The social aspect of substance misuse is extremely powerful. Friends often “advise” taking substances that will feel a certain way and will combat the effects of or enhance the effects of other drugs.
This is often seen where people take cocaine to “straighten them out” if they have drunk a lot of alcohol.
3. Seeking comfort
A vast amount of addictions are formed because a person is trying to cope with their thoughts and feelings in relation to painful events. Many are looking for comfort in a distressing place. When a habit is formed, it can be difficult to see how to break it and what else to do with life.

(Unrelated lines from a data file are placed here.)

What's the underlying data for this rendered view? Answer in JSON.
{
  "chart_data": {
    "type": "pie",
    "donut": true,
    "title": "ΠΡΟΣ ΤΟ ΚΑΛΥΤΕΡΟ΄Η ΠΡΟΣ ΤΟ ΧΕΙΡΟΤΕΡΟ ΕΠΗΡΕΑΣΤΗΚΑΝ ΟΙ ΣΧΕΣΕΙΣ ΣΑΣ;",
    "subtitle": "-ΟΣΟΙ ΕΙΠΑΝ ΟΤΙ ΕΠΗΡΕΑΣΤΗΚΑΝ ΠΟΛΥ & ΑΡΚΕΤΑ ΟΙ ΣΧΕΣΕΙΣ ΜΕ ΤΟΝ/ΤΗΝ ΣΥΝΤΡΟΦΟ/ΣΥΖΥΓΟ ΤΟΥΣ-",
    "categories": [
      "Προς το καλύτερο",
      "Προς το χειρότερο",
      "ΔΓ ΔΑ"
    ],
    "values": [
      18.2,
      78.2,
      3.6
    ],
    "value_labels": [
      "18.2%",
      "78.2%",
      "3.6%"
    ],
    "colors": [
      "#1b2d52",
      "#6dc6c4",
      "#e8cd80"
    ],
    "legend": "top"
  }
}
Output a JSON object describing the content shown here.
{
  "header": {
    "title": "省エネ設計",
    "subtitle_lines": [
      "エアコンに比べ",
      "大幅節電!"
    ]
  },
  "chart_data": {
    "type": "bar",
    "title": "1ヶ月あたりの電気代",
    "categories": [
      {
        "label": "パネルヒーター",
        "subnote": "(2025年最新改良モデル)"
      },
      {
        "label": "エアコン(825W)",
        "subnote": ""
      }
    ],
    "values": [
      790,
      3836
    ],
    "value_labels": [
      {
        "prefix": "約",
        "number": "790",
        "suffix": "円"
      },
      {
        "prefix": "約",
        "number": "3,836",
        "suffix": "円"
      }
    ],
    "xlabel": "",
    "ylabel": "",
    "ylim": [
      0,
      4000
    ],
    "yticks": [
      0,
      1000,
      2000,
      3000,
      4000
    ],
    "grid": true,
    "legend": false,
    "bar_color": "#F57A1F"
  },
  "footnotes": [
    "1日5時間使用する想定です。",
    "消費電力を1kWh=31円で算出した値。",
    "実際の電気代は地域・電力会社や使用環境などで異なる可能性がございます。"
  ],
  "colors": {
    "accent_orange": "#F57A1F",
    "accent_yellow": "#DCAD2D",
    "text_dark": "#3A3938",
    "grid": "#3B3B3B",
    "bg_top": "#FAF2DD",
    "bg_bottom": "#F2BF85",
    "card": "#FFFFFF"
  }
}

The impact of alcoholism and substance use disorders
Alcohol and drugs are toxic and affect the body and mind. These toxins build up in the system as the body becomes unable to metabolise and eliminate them as quickly as they are consumed.
Long-term physical effects of substance misuse and alcohol include:
- Generic increased health risks
- Severe damage to vital organs, especially the liver and pancreas
- Heart problems
- Various types of cancer
- Unexpected death
Although substances might be used to ease the symptoms of mental health issues, they actually cause serious psychological problems, such as:
- Low mood and depression
- Restlessness, panic, and anxiety
- Alcohol-related dementia
What are the treatment options for people living with alcoholism and substance use disorders?
Throughout the UK, there are many treatment options for people living with addiction. Whatever the substance and whether a person uses more than one or not, there are rehabilitation programmes to treat this illness.
Rehab clinics offer a total approach to recovery. A full package of care is provided addressing the physical, psychological, and “spiritual” needs of a person. Along with a detox, evidence-based therapies take place, such as cognitive behavioural therapy.
On top of this, patients are provided with holistic therapies such as art, music, yoga, and mindfulness. 12 Step group work is also a key part of accommodating the healing process.
Thousands of people are living with a drinking problem while using other substances. Alcohol and drugs are combined for various reasons, sometimes to try and feel a stronger effect if tolerance has been built, others might fall under peer pressure, while some might be trying to escape emotional pain.
Mixing substances has many health implications due to how they react in the body. Prolonged use severely damages vital organs and bodily systems.